National certification and end-to-end testing regimes.
Use cases for Next-Gen 5G and 6G cellular wireless and satellite technology in DER control are being investigated, and the extent of the possible application of these innovations is still to be understood.
Other than voltage regulation, a promising application area for DER control in distribution networks are remedial action schemes and network self-healing. Australian DNSPs are transitioning to automated fault location, isolation and restoration (FLISR) processes, though the actual scale of deployments is quite limited. It has already been demonstrated that DERs, in particular energy storage, can be utilised for both emergency demand response [
67] and during grid restoration [
50] or black-start scenarios. The Australian electricity grid covers an extremely large geographic area and range of climatic conditions and so is particularly vulnerable to natural disasters such as bushfires and severe storms. There are several challenges for the DNSP with respect to implementation FLISR for regional and rural distribution networks: (i) due to the levels of PV penetration, it is possible for bi-directional power flow which impacts feeder protection devices, (ii) as DERs are normally non-utility assets, an agreement is required to engage non-utility assets for remedial action, and (iii) rural networks have poor communication coverage with no telemetry, so much of the network is not visible from the control room.
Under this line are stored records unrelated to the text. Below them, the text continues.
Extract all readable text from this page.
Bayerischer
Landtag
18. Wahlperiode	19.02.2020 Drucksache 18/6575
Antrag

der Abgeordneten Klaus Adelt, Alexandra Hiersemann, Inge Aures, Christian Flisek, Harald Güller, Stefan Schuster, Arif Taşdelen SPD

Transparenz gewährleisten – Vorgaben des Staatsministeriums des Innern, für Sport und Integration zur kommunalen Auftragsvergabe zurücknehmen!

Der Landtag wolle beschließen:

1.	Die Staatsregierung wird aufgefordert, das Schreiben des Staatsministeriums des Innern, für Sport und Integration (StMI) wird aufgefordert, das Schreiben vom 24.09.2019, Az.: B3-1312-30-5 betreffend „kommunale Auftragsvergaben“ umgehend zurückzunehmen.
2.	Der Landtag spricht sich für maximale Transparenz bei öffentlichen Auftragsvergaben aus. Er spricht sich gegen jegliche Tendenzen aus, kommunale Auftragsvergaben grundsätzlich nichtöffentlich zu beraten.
The deployment of an adequate communication infrastructure which might facilitate centralised control for FLISR is cost-prohibitive for most rural DNSPs. This is a natural application area for agent-based DER control architectures that are decentralised and use peer-to-peer communications, which was described in
Section 2. The advantage of decentralised architectures is their scalability, which is an essential requirement for sparse networks and has been the focus of several DNSP pilot projects [
50]. The operational objective of a redial action scheme is to maximise the number of restored customers during a post-fault scenario in the shortest timeframe given the network constraints. This is inherently an optimisation problem which can be solved using distributed coordination algorithms as described in
Section 3. This involves the post-fault reconfiguration of protection settings using distributed coordination. In a practical sense, the proposed design schemes for utilising DER control for remedial action need to have the following common features: (i) devices participating in the restoration need to be topology-aware and have situational awareness of the local network state, (ii) non-utility assets such as DERs should be incentivised to participate using transactive energy signals, and (iii) the forming and control of microgrids may be necessary. It has already been demonstrated that microgrids and EVs using V2G technology are able to restore power to customers during natural disasters. This will be an important future application area for DER control for DNSPs which will enhance the resilience of electrical distribution networks [
126].
It was seen that for DER interoperability in the control domain, there should be a natural correspondence between the function sets and domains of the DER protocol’s information model and the optimisation–decomposition of the power system control problem. As the grid architecture inevitably transitions towards a more transactive DER control framework, a synthesis is needed which can reconcile classical and transactional power system control. In the Australian context, work programs are focused on DER participation in the National Energy Market (NEM) beyond demand response to include other use cases, such as EV participation, the governance of DER technical standards, and the scheduling mechanisms for medium- and small-scale DERs. Flexible DER connections based on dynamic operating envelopes (DOEs) are now widely adopted, though they will need to be extended and enhanced to support a transactive marketplace for DER services (the Battery Storage and Grid Integration Program at the Australian National University (ANU) are trialling shaped operating envelopes (SOEs) in 1000 household-based batteries as an enhancement of DOEs which factors customer preferences).